AKW-Technik
Toshiba bekennt sich zu Westinghouse

Der japanische Elektronikkonzern Toshiba übernimmt den US-amerikanischen Atomenkraftwerks-Bauer Westinghouse Electric für 5,4 Mrd. Dollar (4,4 Mrd Euro).

HB TOKIO/LONDON. Wie Toshiba am Montag bekanntgab, erzielte das Unternehmen mit der staatlichen britischen Gesellschaft British Nuclear Fuels, zu der Westinghouse gehört, eine „definitive Einigung“ zur Übernahme des Unternehmens. Nach der am Montag in London unterzeichneten Kauf- und Verkaufsvereinbarung wird Toshiba 100 Prozent der Anteile von Westinghouse übernehmen, hieß es.

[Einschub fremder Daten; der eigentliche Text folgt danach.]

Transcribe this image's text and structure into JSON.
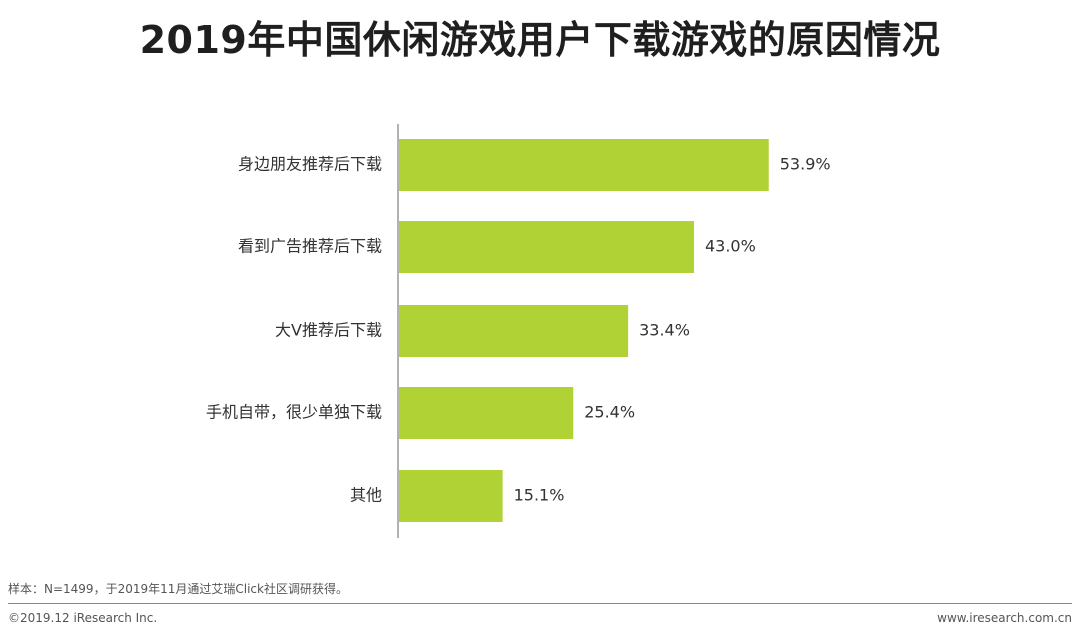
{
  "chart_data": {
    "type": "bar",
    "orientation": "horizontal",
    "title": "2019年中国休闲游戏用户下载游戏的原因情况",
    "categories": [
      "身边朋友推荐后下载",
      "看到广告推荐后下载",
      "大V推荐后下载",
      "手机自带，很少单独下载",
      "其他"
    ],
    "values": [
      53.9,
      43.0,
      33.4,
      25.4,
      15.1
    ],
    "value_labels": [
      "53.9%",
      "43.0%",
      "33.4%",
      "25.4%",
      "15.1%"
    ],
    "unit": "%",
    "xlim": [
      0,
      100
    ],
    "bar_color": "#b0d235",
    "grid": false,
    "legend": "none"
  },
  "footer": {
    "note": "样本：N=1499，于2019年11月通过艾瑞Click社区调研获得。",
    "copyright": "©2019.12 iResearch Inc.",
    "site": "www.iresearch.com.cn"
  }
}
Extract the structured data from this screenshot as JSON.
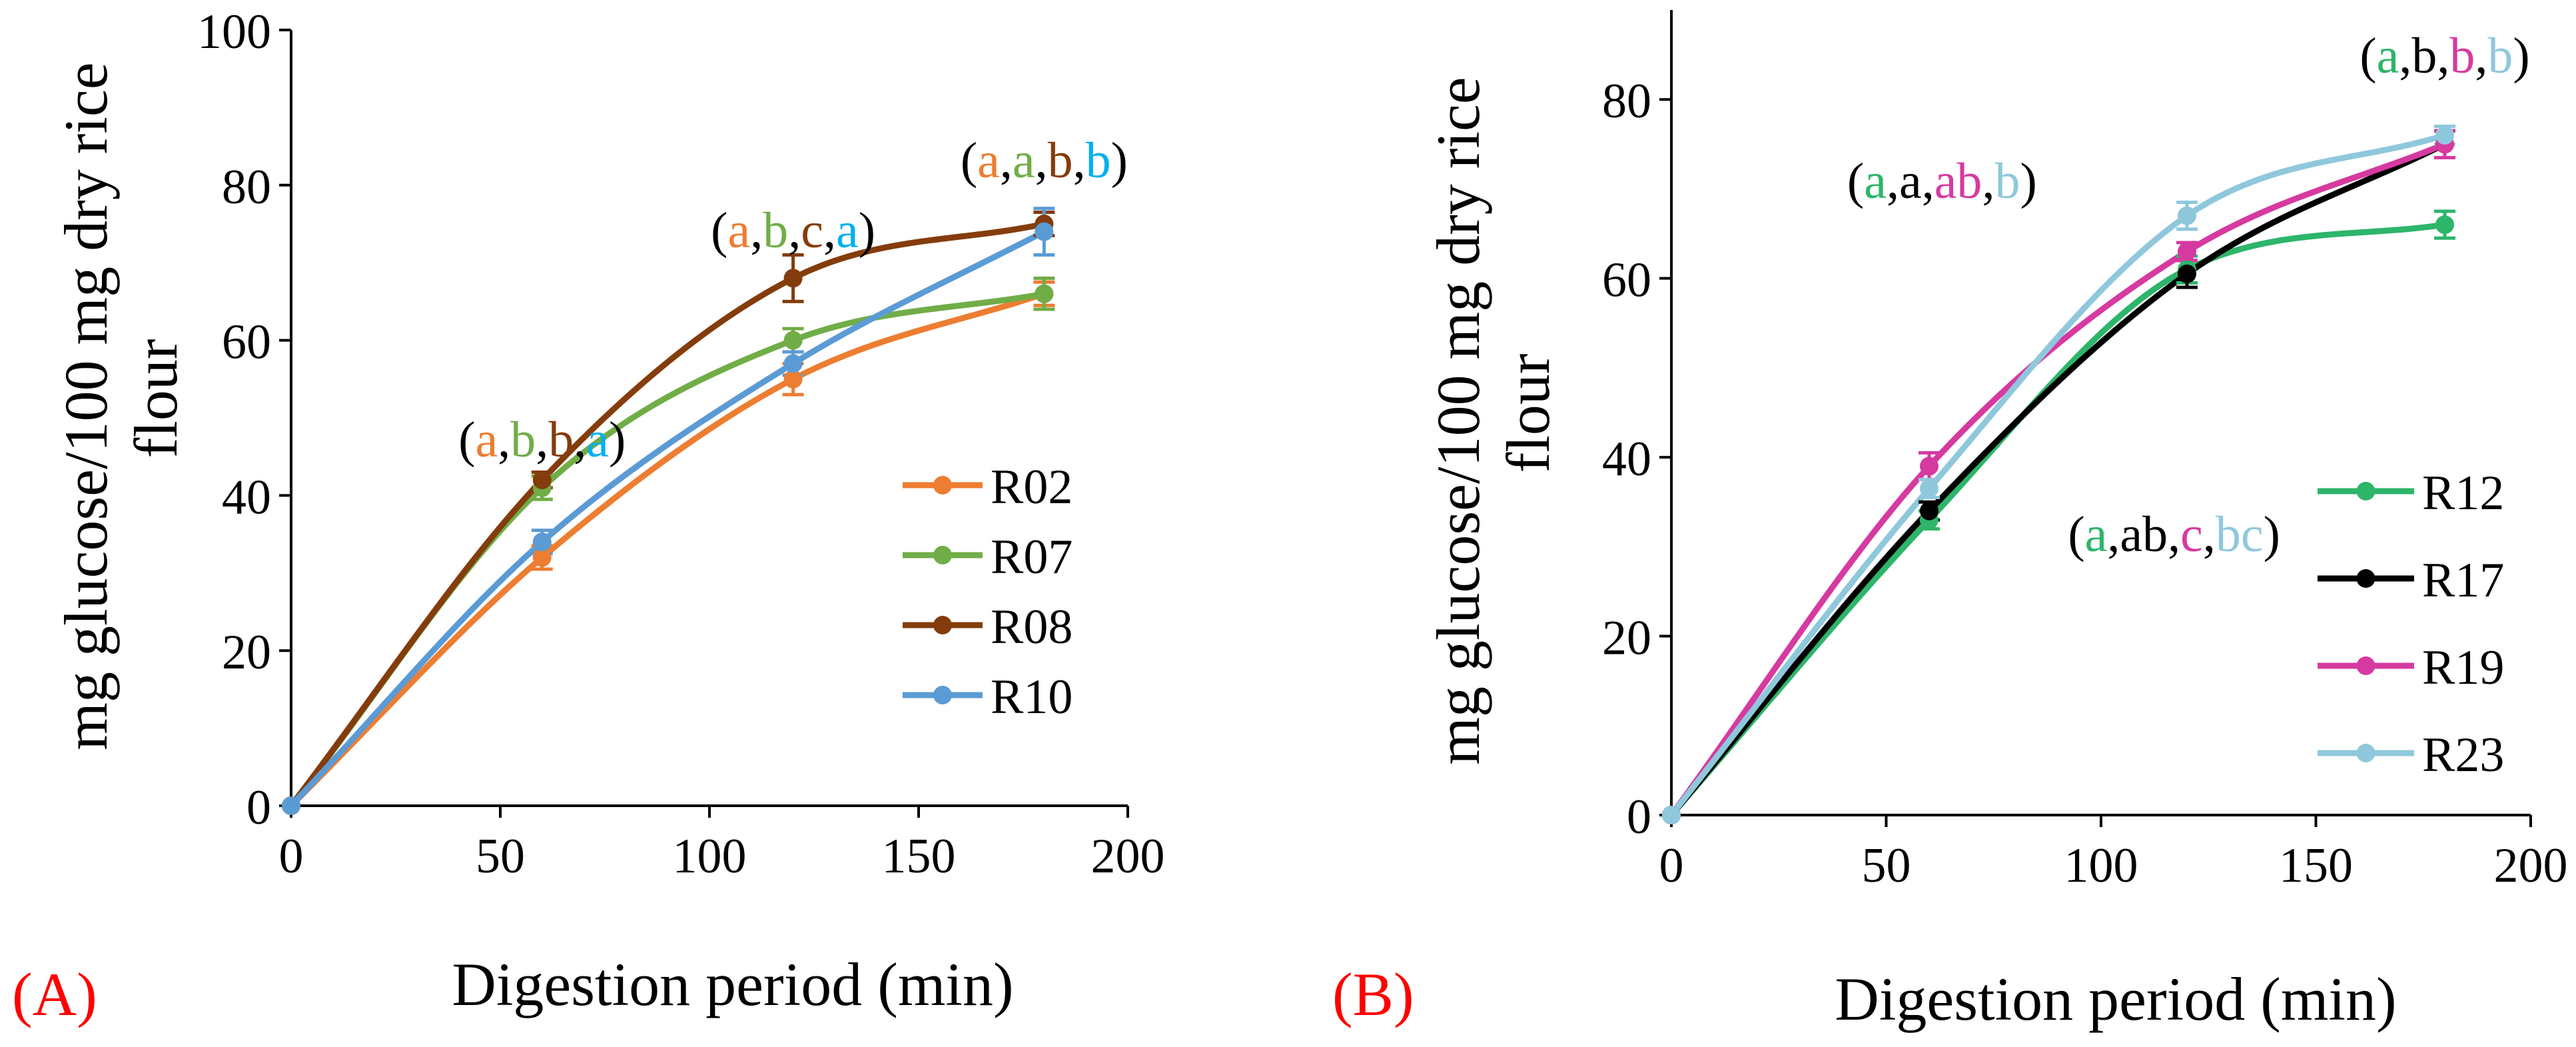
{
  "panels_text": {
    "A": "(A)",
    "B": "(B)"
  },
  "chart_data": [
    {
      "type": "line",
      "panel": "A",
      "xlabel": "Digestion period (min)",
      "ylabel_lines": [
        "mg glucose/100 mg dry rice",
        "flour"
      ],
      "xlim": [
        0,
        200
      ],
      "ylim": [
        0,
        100
      ],
      "xticks": [
        0,
        50,
        100,
        150,
        200
      ],
      "yticks": [
        0,
        20,
        40,
        60,
        80,
        100
      ],
      "grid": false,
      "legend_position": "right",
      "x": [
        0,
        60,
        120,
        180
      ],
      "series": [
        {
          "name": "R02",
          "color": "#ED7D31",
          "values": [
            0,
            32,
            55,
            66
          ],
          "err": [
            0,
            1.5,
            2,
            1.5
          ]
        },
        {
          "name": "R07",
          "color": "#70AD47",
          "values": [
            0,
            41,
            60,
            66
          ],
          "err": [
            0,
            1.5,
            1.5,
            2
          ]
        },
        {
          "name": "R08",
          "color": "#843C0C",
          "values": [
            0,
            42,
            68,
            75
          ],
          "err": [
            0,
            1,
            3,
            1.5
          ]
        },
        {
          "name": "R10",
          "color": "#5B9BD5",
          "values": [
            0,
            34,
            57,
            74
          ],
          "err": [
            0,
            1.5,
            1.5,
            3
          ]
        }
      ],
      "annotations": [
        {
          "x": 60,
          "y": 45,
          "parts": [
            {
              "t": "(",
              "c": "#000000"
            },
            {
              "t": "a",
              "c": "#ED7D31"
            },
            {
              "t": ",",
              "c": "#000000"
            },
            {
              "t": "b",
              "c": "#70AD47"
            },
            {
              "t": ",",
              "c": "#000000"
            },
            {
              "t": "b",
              "c": "#843C0C"
            },
            {
              "t": ",",
              "c": "#000000"
            },
            {
              "t": "a",
              "c": "#00B0F0"
            },
            {
              "t": ")",
              "c": "#000000"
            }
          ]
        },
        {
          "x": 120,
          "y": 72,
          "parts": [
            {
              "t": "(",
              "c": "#000000"
            },
            {
              "t": "a",
              "c": "#ED7D31"
            },
            {
              "t": ",",
              "c": "#000000"
            },
            {
              "t": "b",
              "c": "#70AD47"
            },
            {
              "t": ",",
              "c": "#000000"
            },
            {
              "t": "c",
              "c": "#843C0C"
            },
            {
              "t": ",",
              "c": "#000000"
            },
            {
              "t": "a",
              "c": "#00B0F0"
            },
            {
              "t": ")",
              "c": "#000000"
            }
          ]
        },
        {
          "x": 180,
          "y": 81,
          "parts": [
            {
              "t": "(",
              "c": "#000000"
            },
            {
              "t": "a",
              "c": "#ED7D31"
            },
            {
              "t": ",",
              "c": "#000000"
            },
            {
              "t": "a",
              "c": "#70AD47"
            },
            {
              "t": ",",
              "c": "#000000"
            },
            {
              "t": "b",
              "c": "#843C0C"
            },
            {
              "t": ",",
              "c": "#000000"
            },
            {
              "t": "b",
              "c": "#00B0F0"
            },
            {
              "t": ")",
              "c": "#000000"
            }
          ]
        }
      ]
    },
    {
      "type": "line",
      "panel": "B",
      "xlabel": "Digestion period (min)",
      "ylabel_lines": [
        "mg glucose/100 mg dry rice",
        "flour"
      ],
      "xlim": [
        0,
        200
      ],
      "ylim": [
        0,
        90
      ],
      "xticks": [
        0,
        50,
        100,
        150,
        200
      ],
      "yticks": [
        0,
        20,
        40,
        60,
        80
      ],
      "grid": false,
      "legend_position": "right",
      "x": [
        0,
        60,
        120,
        180
      ],
      "series": [
        {
          "name": "R12",
          "color": "#2DB56A",
          "values": [
            0,
            33,
            61,
            66
          ],
          "err": [
            0,
            1,
            1.5,
            1.5
          ]
        },
        {
          "name": "R17",
          "color": "#000000",
          "values": [
            0,
            34,
            60.5,
            75
          ],
          "err": [
            0,
            1,
            1.5,
            1.5
          ]
        },
        {
          "name": "R19",
          "color": "#D63AA0",
          "values": [
            0,
            39,
            63,
            75
          ],
          "err": [
            0,
            1.5,
            1,
            1.5
          ]
        },
        {
          "name": "R23",
          "color": "#8FC8DC",
          "values": [
            0,
            36.5,
            67,
            76
          ],
          "err": [
            0,
            1,
            1.5,
            1
          ]
        }
      ],
      "annotations": [
        {
          "x": 63,
          "y": 69,
          "parts": [
            {
              "t": "(",
              "c": "#000000"
            },
            {
              "t": "a",
              "c": "#2DB56A"
            },
            {
              "t": ",",
              "c": "#000000"
            },
            {
              "t": "a",
              "c": "#000000"
            },
            {
              "t": ",",
              "c": "#000000"
            },
            {
              "t": "ab",
              "c": "#D63AA0"
            },
            {
              "t": ",",
              "c": "#000000"
            },
            {
              "t": "b",
              "c": "#8FC8DC"
            },
            {
              "t": ")",
              "c": "#000000"
            }
          ]
        },
        {
          "x": 117,
          "y": 29.5,
          "parts": [
            {
              "t": "(",
              "c": "#000000"
            },
            {
              "t": "a",
              "c": "#2DB56A"
            },
            {
              "t": ",",
              "c": "#000000"
            },
            {
              "t": "ab",
              "c": "#000000"
            },
            {
              "t": ",",
              "c": "#000000"
            },
            {
              "t": "c",
              "c": "#D63AA0"
            },
            {
              "t": ",",
              "c": "#000000"
            },
            {
              "t": "bc",
              "c": "#8FC8DC"
            },
            {
              "t": ")",
              "c": "#000000"
            }
          ]
        },
        {
          "x": 180,
          "y": 83,
          "parts": [
            {
              "t": "(",
              "c": "#000000"
            },
            {
              "t": "a",
              "c": "#2DB56A"
            },
            {
              "t": ",",
              "c": "#000000"
            },
            {
              "t": "b",
              "c": "#000000"
            },
            {
              "t": ",",
              "c": "#000000"
            },
            {
              "t": "b",
              "c": "#D63AA0"
            },
            {
              "t": ",",
              "c": "#000000"
            },
            {
              "t": "b",
              "c": "#8FC8DC"
            },
            {
              "t": ")",
              "c": "#000000"
            }
          ]
        }
      ]
    }
  ]
}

Man erwarte, dass mehrere kleinere Investoren die Gelegenheit ergreifen und sich beteiligen. Toshiba werde dabei eine Kontrollmehrheit von über 51 Prozent behalten, hieß es weiter. Die Akquisition – die größte eines japanischen Unternehmens seit NTT DoCoMo im November 2000 Teile des US-Telekomriesens AT&T übernahm – soll innerhalb der nächsten sechs Monate abgeschlossen sein.

Toshiba war im Januar aus dem monatelangen Verkaufsverfahren als aussichtsreichster Bieter hervorgegangen und hatte mit seinem Angebot unter anderem den US-Konzern General Electric und die japanische Mitsubishi Heavy Industries Ltd ausgestochen. Experten hatten zu Beginn des Bieterverfahrens von einem möglichen Preis von 1,8 Mrd. Dollar gesprochen. Analysten befürchten nun, dass der Kaufpreis die finanzielle Ausstattung von Toshiba zu sehr belastet. Der Konzern war aber schon vergangene Woche solchen Bedenken entgegengetreten und hatte erklärt, Toshiba könne seinen Teil des Kaufpreises aus dem Cash-Flow bezahlen.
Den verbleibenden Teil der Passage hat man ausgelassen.